DH is looking for a laser tape measure and I'm not sure where to point him. We've tried the box stores and local home improvement places with no luck. I've looked online and the prices range from about $30 to over $400.

He works in flooring and does measurements all day. Having a laser measure would make his job so much faster, and I want to get him this as a "just because" gift. 

I don't want to spend a lot of money but I would like something that works, and something reliable.

Any recs?

Thanks!!


----------



## PaliBob (Jun 11, 2008)

The $300 Stabila is very hot now







http://www.amazon.com/Stabila-06150-Laser-Distance-Measurer/dp/B000OVA2VW

The $150 Stabila is a good value
http://www.amazon.com/Stabila-06300...ref=sr_1_1?ie=UTF8&s=hi&qid=1239632321&sr=8-1

Buying a Laser Distance tool is confusing now because of their advertising claims e.g. ft & inches is not as good as running inches IMO. If you want to be confused here is a thread over on JLC:
http://forums.jlconline.com/forums/showthread.php?t=47435


----------



## brokenknee (Dec 13, 2008)

Make sure you get a true laser measure; some say laser but that is just the pointer, they measure by ultra sonic waves. They are no way near as accurate as they can be effected by anything that may be in the way of the sound wave.

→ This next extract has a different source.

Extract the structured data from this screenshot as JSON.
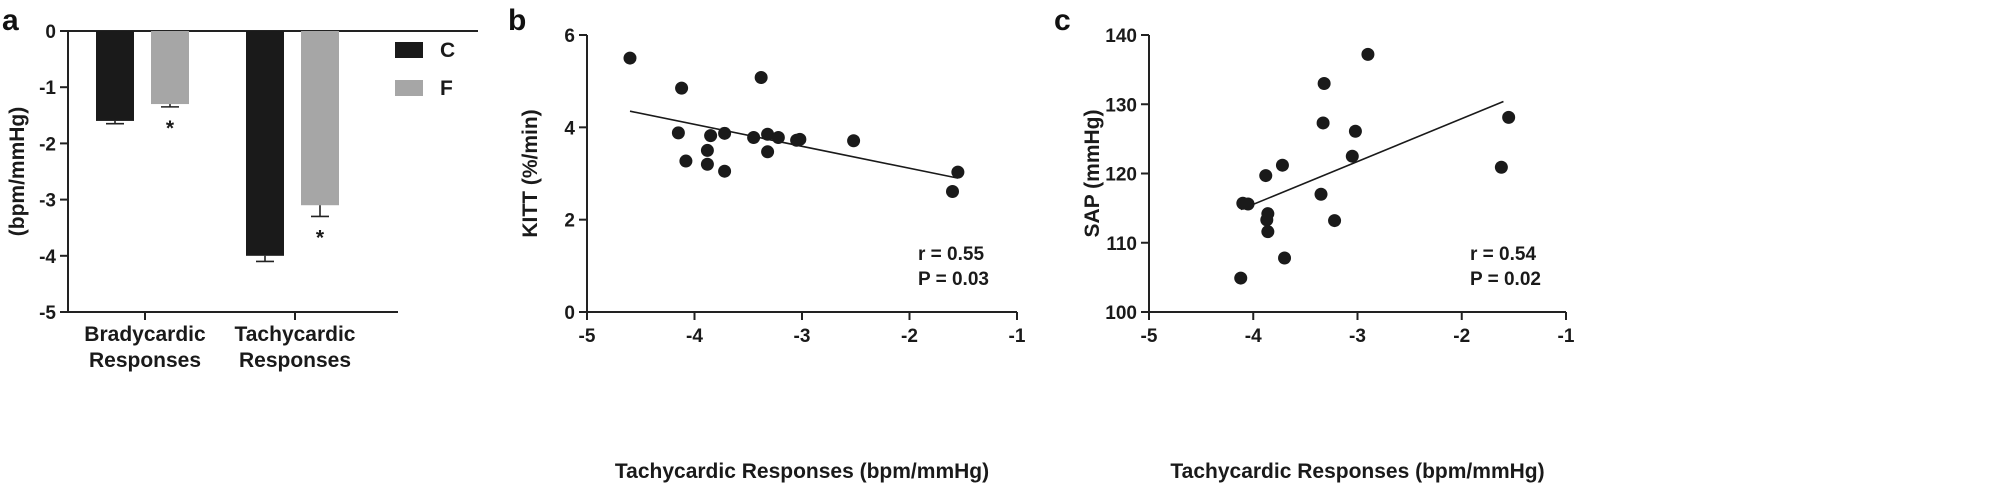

If all of his measuring is inside the Stanly fat-max should do the job, they range in price from $79 on sale to $99 regular price. They claim to be accurate within 1/4 of an inch with in 100 feet. I used one when I was a real estate appraiser. When I first started using it I would double check the measurements just to be sure (I was filling out legal documents).

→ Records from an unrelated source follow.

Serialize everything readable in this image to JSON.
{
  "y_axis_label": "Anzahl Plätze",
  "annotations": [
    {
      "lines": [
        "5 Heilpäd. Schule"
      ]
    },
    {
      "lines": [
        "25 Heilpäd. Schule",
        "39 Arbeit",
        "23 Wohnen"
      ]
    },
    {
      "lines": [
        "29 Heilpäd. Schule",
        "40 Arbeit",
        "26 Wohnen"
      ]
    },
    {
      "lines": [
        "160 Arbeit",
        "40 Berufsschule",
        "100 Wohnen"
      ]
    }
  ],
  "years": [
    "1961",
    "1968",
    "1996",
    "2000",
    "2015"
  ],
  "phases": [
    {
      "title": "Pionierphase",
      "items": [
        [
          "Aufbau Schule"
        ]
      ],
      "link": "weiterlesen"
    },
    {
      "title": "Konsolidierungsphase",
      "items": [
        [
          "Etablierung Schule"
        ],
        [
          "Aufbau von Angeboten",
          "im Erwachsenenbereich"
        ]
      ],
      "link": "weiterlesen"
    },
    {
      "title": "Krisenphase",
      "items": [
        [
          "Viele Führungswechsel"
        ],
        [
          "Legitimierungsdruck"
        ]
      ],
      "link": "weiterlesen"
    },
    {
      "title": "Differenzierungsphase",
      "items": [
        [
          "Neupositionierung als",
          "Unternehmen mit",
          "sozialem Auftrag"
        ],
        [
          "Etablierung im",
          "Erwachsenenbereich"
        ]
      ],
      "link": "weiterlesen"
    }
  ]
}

The more expensive lasers have longer measuring capabilities and a brighter laser for outdoor measurement. They may also have extra features: such as blue tooth, and functions to triangulate a measurement.


----------



## DangerMouse (Jul 17, 2008)

brokenknee is correct, i got a 'Strait-Line sonic laser tape' as a gift.... -=chuckle=- 
you pay shipping and it's yours.... 
they can't even spell 'straight' correctly....i still use a tape measure......

DM


----------